A Mimì no le hizo gracia la ocurrencia, y su rostro, de sombrío que estaba, se puso decididamente negro.

– Vamos a cambiar de tema, ¿te parece? ¿Qué quería el jefe?

– No nos hemos visto; tuvo que irse a Palermo.

– Explícame la historia de por qué la venida de Liguori te huele a chamusquina y no te convence.

– Explicar una sensación resulta muy difícil.

– Inténtalo.

– Mimì, Liguori se presenta aquí a toda prisa a raíz de la muerte del senador Nicotra por droga en Vigàta, aunque eso no hay que decirlo. Creo que tú también lo has pensado. Antes que Nicotra habían muerto otros dos, pero ellos se presentan a toda prisa sólo después de la muerte del senador. La pregunta es: ¿con qué propósito?

– No te he entendido -repuso Augello perplejo.

– Lo diré más claro. Esos quieren averiguar quién vendió al senador la sustancia, digamos adulterada, para evitar que otros del mismo nivel que el senador, gente importante como él, acaben de la misma manera. Es evidente que los están presionando.

– ¿Y no crees que hacen bien?

– Hacen muy bien. Sólo que hay un problema.

– ¿Cuál?

– Que oficialmente Nicotra falleció por causas naturales. Por consiguiente, el que le vendió la droga no es responsable de su muerte. Si, en cambio, nosotros lo detenemos, se descubrirá que vendía droga no sólo al senador, sino también a otros amiguitos suyos, políticos, empresarios, gente de las altas esferas. Un escándalo. Un follón de órdago.

– ¿Y entonces?

– Entonces, cuando lo detengamos y se descubra todo el pastel, nosotros también nos veremos metidos en el jaleo. Nosotros que lo hemos detenido, no Liguori y compañía. Uno nos dirá que podríamos haber actuado con más prudencia, otro nos acusará de ser como los jueces de Milán, todos comunistas que querían destruir el sistema… Resumiendo, el jefe superior y Liguori se protegerán las espaldas y a nosotros nos harán un culo tan grande como el túnel del Simplón.

– Pues entonces, ¿qué tenemos que hacer?

– ¿Tenemos? Mimì, Liguori ha hablado contigo, que eres el astro ascendente de la comisaría. Yo no pinto nada.

– Muy bien pues. ¿Qué tengo que hacer?

– Atente a la mejor tradición.

– ¿O sea?

– Tiroteo. Vosotros estabais procediendo a la detención, el otro ha abierto fuego, vosotros habéis reaccionado y os habéis visto obligados a matarlo.

– ¡Anda ya!

– ¿Por qué?

– En primer lugar, porque esa manera de actuar no es propia de mí, y en segundo, jamás se ha visto que un camello, aunque sea de los gordos, intente impedir que lo detengan poniéndose a disparar.

– Tienes razón. Pues entonces, siguiendo también la tradición, tú lo detienes, pero no lo llevas enseguida ante el juez. Haces saber discretamente a todo el mundo que vas a tenerlo aquí dos o tres días. A la mañana del tercer día, lo mandas trasladar a la cárcel. Entretanto, los otros han tenido todo el tiempo del mundo para organizarse, y lo único que tú habrás de hacer es sentarte a esperar.

– Pero ¿a esperar qué?

– Que le lleven el café a la cárcel. Un café del bueno. Como el de Gaspare Pisciotta o el de Michele Sindona. Y de esta manera, es evidente que el detenido ya no podrá revelar la lista de sus clientes. Y todos fueron felices y comieron perdices. Y colorín colorado este cuento se ha acabado.

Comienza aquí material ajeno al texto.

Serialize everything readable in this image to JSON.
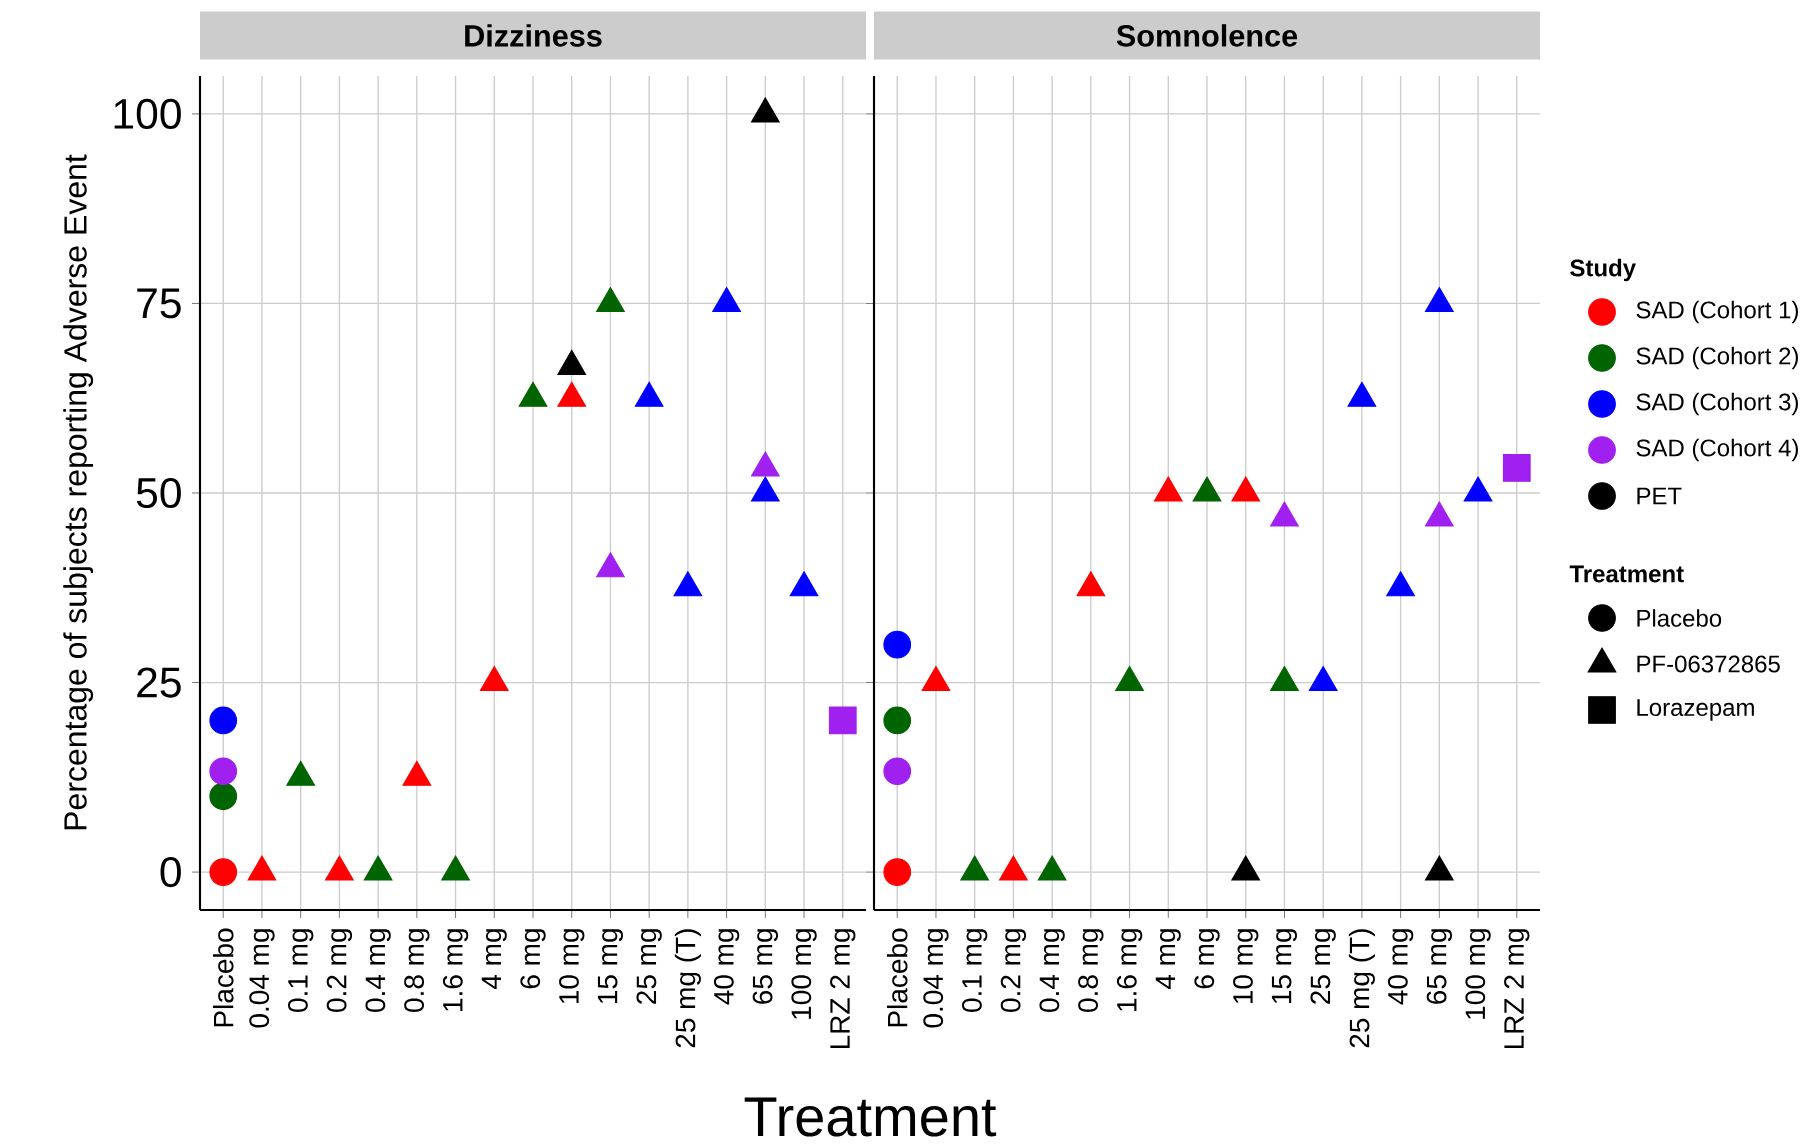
{
  "chart_data": [
    {
      "type": "scatter",
      "title": "Dizziness",
      "xlabel": "Treatment",
      "ylabel": "Percentage of subjects reporting Adverse Event",
      "legend": "right",
      "legend_title": "Study",
      "grid": true,
      "categories": [
        "Placebo",
        "0.04 mg",
        "0.1 mg",
        "0.2 mg",
        "0.4 mg",
        "0.8 mg",
        "1.6 mg",
        "4 mg",
        "6 mg",
        "10 mg",
        "15 mg",
        "25 mg",
        "25 mg (T)",
        "40 mg",
        "65 mg",
        "100 mg",
        "LRZ 2 mg"
      ],
      "ylim": [
        -5,
        105
      ],
      "yticks": [
        0,
        25,
        50,
        75,
        100
      ],
      "series": [
        {
          "name": "SAD (Cohort 1)",
          "color": "#ff0000",
          "marker": "triangle",
          "values": [
            null,
            0,
            null,
            0,
            null,
            12.5,
            null,
            25,
            null,
            62.5,
            null,
            null,
            null,
            null,
            null,
            null,
            null
          ]
        },
        {
          "color": "#ff0000",
          "marker": "circle",
          "values": [
            0,
            null,
            null,
            null,
            null,
            null,
            null,
            null,
            null,
            null,
            null,
            null,
            null,
            null,
            null,
            null,
            null
          ]
        },
        {
          "name": "SAD (Cohort 2)",
          "color": "#006400",
          "marker": "triangle",
          "values": [
            null,
            null,
            12.5,
            null,
            0,
            null,
            0,
            null,
            62.5,
            null,
            75,
            null,
            null,
            null,
            null,
            null,
            null
          ]
        },
        {
          "color": "#006400",
          "marker": "circle",
          "values": [
            10,
            null,
            null,
            null,
            null,
            null,
            null,
            null,
            null,
            null,
            null,
            null,
            null,
            null,
            null,
            null,
            null
          ]
        },
        {
          "name": "SAD (Cohort 3)",
          "color": "#0000ff",
          "marker": "triangle",
          "values": [
            null,
            null,
            null,
            null,
            null,
            null,
            null,
            null,
            null,
            null,
            null,
            62.5,
            37.5,
            75,
            50,
            37.5,
            null
          ]
        },
        {
          "color": "#0000ff",
          "marker": "circle",
          "values": [
            20,
            null,
            null,
            null,
            null,
            null,
            null,
            null,
            null,
            null,
            null,
            null,
            null,
            null,
            null,
            null,
            null
          ]
        },
        {
          "name": "SAD (Cohort 4)",
          "color": "#a020f0",
          "marker": "triangle",
          "values": [
            null,
            null,
            null,
            null,
            null,
            null,
            null,
            null,
            null,
            null,
            40,
            null,
            null,
            null,
            53.3,
            null,
            null
          ]
        },
        {
          "color": "#a020f0",
          "marker": "circle",
          "values": [
            13.3,
            null,
            null,
            null,
            null,
            null,
            null,
            null,
            null,
            null,
            null,
            null,
            null,
            null,
            null,
            null,
            null
          ]
        },
        {
          "color": "#a020f0",
          "marker": "square",
          "values": [
            null,
            null,
            null,
            null,
            null,
            null,
            null,
            null,
            null,
            null,
            null,
            null,
            null,
            null,
            null,
            null,
            20
          ]
        },
        {
          "name": "PET",
          "color": "#000000",
          "marker": "triangle",
          "values": [
            null,
            null,
            null,
            null,
            null,
            null,
            null,
            null,
            null,
            66.7,
            null,
            null,
            null,
            null,
            100,
            null,
            null
          ]
        }
      ]
    },
    {
      "type": "scatter",
      "title": "Somnolence",
      "tick_labels": "x",
      "grid": true,
      "categories": [
        "Placebo",
        "0.04 mg",
        "0.1 mg",
        "0.2 mg",
        "0.4 mg",
        "0.8 mg",
        "1.6 mg",
        "4 mg",
        "6 mg",
        "10 mg",
        "15 mg",
        "25 mg",
        "25 mg (T)",
        "40 mg",
        "65 mg",
        "100 mg",
        "LRZ 2 mg"
      ],
      "ylim": [
        -5,
        105
      ],
      "yticks": [
        0,
        25,
        50,
        75,
        100
      ],
      "series": [
        {
          "color": "#ff0000",
          "marker": "triangle",
          "values": [
            null,
            25,
            null,
            0,
            null,
            37.5,
            null,
            50,
            null,
            50,
            null,
            null,
            null,
            null,
            null,
            null,
            null
          ]
        },
        {
          "color": "#ff0000",
          "marker": "circle",
          "values": [
            0,
            null,
            null,
            null,
            null,
            null,
            null,
            null,
            null,
            null,
            null,
            null,
            null,
            null,
            null,
            null,
            null
          ]
        },
        {
          "color": "#006400",
          "marker": "triangle",
          "values": [
            null,
            null,
            0,
            null,
            0,
            null,
            25,
            null,
            50,
            null,
            25,
            null,
            null,
            null,
            null,
            null,
            null
          ]
        },
        {
          "color": "#006400",
          "marker": "circle",
          "values": [
            20,
            null,
            null,
            null,
            null,
            null,
            null,
            null,
            null,
            null,
            null,
            null,
            null,
            null,
            null,
            null,
            null
          ]
        },
        {
          "color": "#0000ff",
          "marker": "triangle",
          "values": [
            null,
            null,
            null,
            null,
            null,
            null,
            null,
            null,
            null,
            null,
            null,
            25,
            62.5,
            37.5,
            75,
            50,
            null
          ]
        },
        {
          "color": "#0000ff",
          "marker": "circle",
          "values": [
            30,
            null,
            null,
            null,
            null,
            null,
            null,
            null,
            null,
            null,
            null,
            null,
            null,
            null,
            null,
            null,
            null
          ]
        },
        {
          "color": "#a020f0",
          "marker": "triangle",
          "values": [
            null,
            null,
            null,
            null,
            null,
            null,
            null,
            null,
            null,
            null,
            46.7,
            null,
            null,
            null,
            46.7,
            null,
            null
          ]
        },
        {
          "color": "#a020f0",
          "marker": "circle",
          "values": [
            13.3,
            null,
            null,
            null,
            null,
            null,
            null,
            null,
            null,
            null,
            null,
            null,
            null,
            null,
            null,
            null,
            null
          ]
        },
        {
          "color": "#a020f0",
          "marker": "square",
          "values": [
            null,
            null,
            null,
            null,
            null,
            null,
            null,
            null,
            null,
            null,
            null,
            null,
            null,
            null,
            null,
            null,
            53.3
          ]
        },
        {
          "color": "#000000",
          "marker": "triangle",
          "values": [
            null,
            null,
            null,
            null,
            null,
            null,
            null,
            null,
            null,
            0,
            null,
            null,
            null,
            null,
            0,
            null,
            null
          ]
        }
      ]
    },
    {
      "type": "other",
      "legend_title": "Treatment",
      "categories": [
        "Placebo",
        "PF-06372865",
        "Lorazepam"
      ]
    }
  ]
}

Mimì, que hasta ese momento había permanecido de pie, se sentó de golpe.

– Oye, vamos a hablar un poco.

– Ahora no. Piénsalo esta noche. Total, Salvuccio no te dejará dormir. Volveremos a hablar mañana cuando tengamos la cabeza más despejada. Es mejor. Y ahora vete, que he de hacer una llamada.

Augello se retiró perplejo y aturdido.

– ¿Michela? Soy Montalbano. ¿La molesto si paso por su casa cinco minutos? No, ninguna novedad. Sólo para… De acuerdo, dentro de un cuarto de hora estoy ahí.